During the past 1 to 2 years, the size of the cataract incision has shrunk from 2.6 to 2.4 mm and, in many cases, to 2.2 mm. Facilitating this change is not just our ability to operate through a small incision, but also our ability to maintain efficiencies and stable anterior chambers, thanks in part to the fluidic advances already described.

With the Intrepid Micro-Coaxial System (Alcon Laboratories, Inc.), we can perform cataract surgery through a 2.4- or 2.2-mm incision that need not be enlarged for the IOL’s implantation. In general, the cataract incision is square and tends to self-seal with great reliability.

The Ozil Torsional handpiece (Alcon Laboratories, Inc.) has revolutionized cataract surgery. It is amazing that something as small as the way in which the phaco tip moves has had such a dramatic impact. Torsional ultrasound has decreased the repulsion that occurs at the phaco tip with traditional linear ultrasound. The result is the more efficient removal of lenticular material. 1,2 Torsional ultrasound creates an entirely different fluidic pattern such that, in addition to decreased repulsion, nuclear material is driven toward the phaco tip.

Because torsional ultrasound produces less heat than linear ultrasound, we can operate through smaller incisions without the risk of thermal injury. Combined with improved fluidics and more efficient nuclear removal, torsional ultrasound allows us to lower our parameters without compromising efficiency. This capability is key with small incisions, which require the use of less fluid in the eye.

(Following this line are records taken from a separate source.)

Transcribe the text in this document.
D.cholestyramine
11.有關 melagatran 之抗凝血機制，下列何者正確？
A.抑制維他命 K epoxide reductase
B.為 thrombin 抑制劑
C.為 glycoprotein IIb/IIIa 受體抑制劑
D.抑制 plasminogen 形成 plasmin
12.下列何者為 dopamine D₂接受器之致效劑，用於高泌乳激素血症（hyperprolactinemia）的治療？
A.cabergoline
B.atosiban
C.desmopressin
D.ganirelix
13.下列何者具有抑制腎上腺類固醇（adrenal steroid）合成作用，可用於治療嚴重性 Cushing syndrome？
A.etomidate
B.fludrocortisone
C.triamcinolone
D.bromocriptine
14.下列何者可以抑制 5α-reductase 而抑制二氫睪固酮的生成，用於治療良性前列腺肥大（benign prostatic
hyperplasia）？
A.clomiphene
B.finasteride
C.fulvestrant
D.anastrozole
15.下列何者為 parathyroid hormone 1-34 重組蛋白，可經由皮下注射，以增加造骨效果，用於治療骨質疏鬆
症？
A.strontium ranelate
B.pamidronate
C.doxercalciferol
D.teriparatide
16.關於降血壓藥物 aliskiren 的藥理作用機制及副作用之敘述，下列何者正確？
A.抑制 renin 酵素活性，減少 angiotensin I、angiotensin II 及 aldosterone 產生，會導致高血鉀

Last year, Alcon Laboratories, Inc., introduced Ozil Intelligent Phaco (IP) software upgrades (Figure 1). Occasionally, the phaco tip on the Infiniti Vision System becomes occluded. The Ozil IP software automatically delivers microbursts of linear ultrasound when the system senses blockage of the phaco tip and thus clears the occlusion in a nanosecond, before we surgeons could react. I use 100% torsional ultrasound, even on the densest cataracts, so the Ozil IP software is invaluable to me.

Today’s phaco platforms are designed to maximize efficiency and safety. Recent advances in phaco technology are facilitating our transition to ever-smaller cataract incisions. To continue our journey, however, I believe we must be able to reliably place lenses through square, sub-2-mm incisions without tearing or distorting their architecture.

Kerry D. Solomon, MD, is the director of the Carolina Eyecare Research Institute in Mt. Pleasant, South Carolina, and an adjunct clinical professor of ophthalmology at the Medical University of South Carolina in Charleston. He is a consultant to Alcon Laboratories, Inc. Dr. Solomon may be reached at (843) 881-3937; kerry.solomon@carolinaeyecare.com.

  1. de Castro LE,Dimalanta RC, Solomon KD. Bead-flow pattern:quantitation of fluid movement during torsional and longitudinal phacoemulsification. J Cataract Refract Surg.2010;36:1018-1023.
  2. Davison JA. Cumulative tip travel and implied followability of longitudinal and torsional phacoemulsification.J Cataract Refract Surg.2008;34:986-990.